Counsel cannot be deemed deficient for failing to raise these non-meritorious claims. See Knowles v. Mirzayance, 556 U.S. 111, 123 (2009) ("this Court has never required defense counsel to pursue every claim or defense, regardless of its merit, viability, or realistic chance for success."). Nor is Petitioner actually innocent of violating § 924(c) or of the mandatory consecutive sentence for that offense.
For the foregoing reasons, Petitioner's attacks on his § 924(c) conviction and sentence are meritless and § 2255 relief will be denied.
IV. CONCLUSION
For the foregoing reasons, the Court will grant the Government's Motion to Dismiss and will dismiss and deny Petitioner's § 2255 Motion to Vacate.
IT IS, THEREFORE, ORDERED that:
1. The stay in this case is no longer in effect.
2. Petitioner's Motion to Vacate, Set Aside or Correct Sentence under 28 U.S.C. § 2255, (Doc. No. 1), is DISMISSED with prejudice and DENIED.
3. Respondent's Motion to Dismiss Petitioner's Motion to Vacate, Set Aside, or Correct Sentence, (Doc. No. 9), is GRANTED.
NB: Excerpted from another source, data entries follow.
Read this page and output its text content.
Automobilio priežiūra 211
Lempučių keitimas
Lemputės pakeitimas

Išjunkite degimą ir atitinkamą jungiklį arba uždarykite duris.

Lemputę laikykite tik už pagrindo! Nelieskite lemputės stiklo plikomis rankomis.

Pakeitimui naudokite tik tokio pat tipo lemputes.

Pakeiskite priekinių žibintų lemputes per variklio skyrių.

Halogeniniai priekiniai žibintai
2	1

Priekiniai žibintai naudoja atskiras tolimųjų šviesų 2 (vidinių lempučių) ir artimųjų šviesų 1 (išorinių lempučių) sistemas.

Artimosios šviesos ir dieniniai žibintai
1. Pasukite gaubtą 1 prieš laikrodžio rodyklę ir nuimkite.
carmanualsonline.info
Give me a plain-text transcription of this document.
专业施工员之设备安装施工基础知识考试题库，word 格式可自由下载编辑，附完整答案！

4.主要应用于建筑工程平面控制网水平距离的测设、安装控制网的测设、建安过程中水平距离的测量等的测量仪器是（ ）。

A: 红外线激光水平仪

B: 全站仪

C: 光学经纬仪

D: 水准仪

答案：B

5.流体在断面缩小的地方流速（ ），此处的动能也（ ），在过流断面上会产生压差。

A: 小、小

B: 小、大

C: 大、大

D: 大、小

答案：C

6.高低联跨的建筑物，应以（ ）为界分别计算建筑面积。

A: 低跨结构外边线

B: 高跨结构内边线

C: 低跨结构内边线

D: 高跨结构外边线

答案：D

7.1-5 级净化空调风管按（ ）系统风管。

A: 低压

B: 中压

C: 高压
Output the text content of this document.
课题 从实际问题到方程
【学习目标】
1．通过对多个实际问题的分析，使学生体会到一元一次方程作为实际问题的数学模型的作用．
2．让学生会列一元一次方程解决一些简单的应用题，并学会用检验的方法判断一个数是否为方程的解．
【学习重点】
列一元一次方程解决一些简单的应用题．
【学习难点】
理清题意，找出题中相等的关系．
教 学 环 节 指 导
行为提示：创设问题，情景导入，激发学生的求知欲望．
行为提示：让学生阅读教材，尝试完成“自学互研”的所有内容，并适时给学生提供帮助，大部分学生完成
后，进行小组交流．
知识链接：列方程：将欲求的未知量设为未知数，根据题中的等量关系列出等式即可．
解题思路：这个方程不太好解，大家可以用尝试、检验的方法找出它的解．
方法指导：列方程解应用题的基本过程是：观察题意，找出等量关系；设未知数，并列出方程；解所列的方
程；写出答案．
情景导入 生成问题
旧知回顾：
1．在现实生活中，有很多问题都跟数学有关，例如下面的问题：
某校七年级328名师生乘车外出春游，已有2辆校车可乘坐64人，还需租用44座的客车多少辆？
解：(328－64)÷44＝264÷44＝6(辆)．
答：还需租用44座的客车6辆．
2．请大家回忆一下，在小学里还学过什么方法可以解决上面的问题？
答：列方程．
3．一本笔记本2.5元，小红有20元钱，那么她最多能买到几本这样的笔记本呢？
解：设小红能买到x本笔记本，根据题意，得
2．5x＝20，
4. Respondent's unopposed Motion for Extension of Time to File Reply, (Doc. No. 16), is DENIED as moot.
5. IT IS FURTHER ORDERED that pursuant to Rule 11(a) of the Rules Governing Section 2254 and Section 2255 Cases, this Court declines to issue a certificate of appealability. See 28 U.S.C. § 2253(c)(2); Miller-El v. Cockrell, 537 U.S. 322, 338 (2003) (in order to satisfy § 2253(c), a petitioner must demonstrate that reasonable jurists would find the district court's assessment of the constitutional claims debatable or wrong); Slack v. McDaniel, 529 U.S. 473, 484 (2000) (when relief is denied on procedural grounds, a petitioner must establish both that the dispositive procedural ruling is debatable and that the petition states a debatable claim of the denial of a constitutional right).
Signed: November 14, 2019
/s/_________
Robert J. Conrad, Jr.
United States District Judge
Pinkerton v. United States, 328 U.S. 640, 647 (1946) (a person is liable for substantive offenses committed by a co-conspirator when their commission is reasonably foreseeable in furtherance of the conspiracy).